Le Crédit Agricole nous assure qu’il gère. Peinard. Dexia, solide banque franco-belge, promet elle aussi de résister au petit grain qui s’annonce (et heureusement, ce n’est pas comme si son passif était lourdement grévé d’actifs toxiques et d’emprunts contractés par des collectivités globalement insolvables). Natixis, elle aussi, a déjà rédigé le plan de contingence pour cette éventualité. À sa lecture, on comprend que tout va bien se passer, notamment quand on jette un œil sur les petits graphiques suivants :
Une sensibilité de plus en plus forte des emprunts d’État à 10 ans au spread par rapport au Bund allemand, un chômage (notamment un chômage des jeunes) qui affiche une vigueur embarrassante, pas de doute, on a ici des ingrédients factuels intéressants pour un avenir rose : augmenter les impôts semble difficile à mesure que les gens ne travaillent plus, et emprunter sur les marchés va devenir de plus en plus risqué.

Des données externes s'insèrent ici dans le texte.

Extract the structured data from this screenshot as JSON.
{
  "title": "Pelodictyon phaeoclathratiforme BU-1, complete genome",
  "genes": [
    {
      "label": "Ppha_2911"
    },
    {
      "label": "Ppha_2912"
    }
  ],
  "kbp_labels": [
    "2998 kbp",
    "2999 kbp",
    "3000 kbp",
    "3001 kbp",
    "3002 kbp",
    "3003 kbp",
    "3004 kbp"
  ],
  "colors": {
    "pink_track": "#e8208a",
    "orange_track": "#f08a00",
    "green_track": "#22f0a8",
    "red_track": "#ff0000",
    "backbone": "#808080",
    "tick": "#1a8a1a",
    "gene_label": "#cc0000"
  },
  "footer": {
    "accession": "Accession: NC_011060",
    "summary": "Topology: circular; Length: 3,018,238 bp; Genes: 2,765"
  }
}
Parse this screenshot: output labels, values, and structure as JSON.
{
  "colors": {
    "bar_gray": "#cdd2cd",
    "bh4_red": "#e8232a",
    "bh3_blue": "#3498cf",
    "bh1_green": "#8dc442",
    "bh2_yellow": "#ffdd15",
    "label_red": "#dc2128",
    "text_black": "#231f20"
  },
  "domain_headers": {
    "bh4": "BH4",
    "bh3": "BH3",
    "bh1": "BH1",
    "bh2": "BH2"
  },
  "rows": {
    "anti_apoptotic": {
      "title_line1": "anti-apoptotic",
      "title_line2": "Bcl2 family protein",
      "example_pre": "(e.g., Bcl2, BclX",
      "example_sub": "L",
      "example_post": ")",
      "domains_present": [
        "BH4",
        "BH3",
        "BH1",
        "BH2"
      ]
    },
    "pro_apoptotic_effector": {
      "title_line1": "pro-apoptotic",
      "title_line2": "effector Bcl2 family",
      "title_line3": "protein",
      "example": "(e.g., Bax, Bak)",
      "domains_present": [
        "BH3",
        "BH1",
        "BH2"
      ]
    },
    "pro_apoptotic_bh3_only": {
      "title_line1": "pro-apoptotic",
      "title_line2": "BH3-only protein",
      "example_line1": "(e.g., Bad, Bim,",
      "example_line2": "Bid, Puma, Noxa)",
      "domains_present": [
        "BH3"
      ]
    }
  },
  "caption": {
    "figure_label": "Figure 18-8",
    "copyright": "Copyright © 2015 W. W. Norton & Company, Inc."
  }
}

Zut et crotte. Faudrait-il tâter d’une autre voie ? Par exemple, une diminution sensible, drastique et intelligente des dépenses de l’État ? Vous n’y pensez pas !
Bref : Hollande n’a pas encore le temps de réchauffer le cuir moelleux des fauteuils élyséen qu’il va devoir affronter une conjoncture probablement un tantinet plus rude que ce qu’il avait imaginé avec des morceaux de dégradation de note souveraine dedans, et qu’il va donc devoir trahir, proprement et consciencieusement, chacun des objectifs politiques idiots qu’il avait pipeauté dans son programme. Et le plus drôle (enfin, façon de parler), c’est que même en reniant son programme et ses ambitions, la France sera rapidement dans le même sac que l’Espagne, le Portugal, l’Italie et la Grèce.
La réalité, c’est que personne ne sait précisément ce qui va se passer : si gouverner, c’est prévoir, il est maintenant évident que personne n’a rien prévu et que les « gouvernements » qui se sont succédé dans les pays européens maintenant en difficulté ont fait les clowns grassement payés. La France n’échappe pas à la constatation : en quarante années, des générations de branleurs inconséquents obsédés par le pouvoir n’ont jamais remis le pays sur la chemin d’une saine gestion et ont systématiquement choisi la facilité, la procrastination et les polémiques stériles aux réformes de fond…
Le mur arrive, et il s’appelle drachme.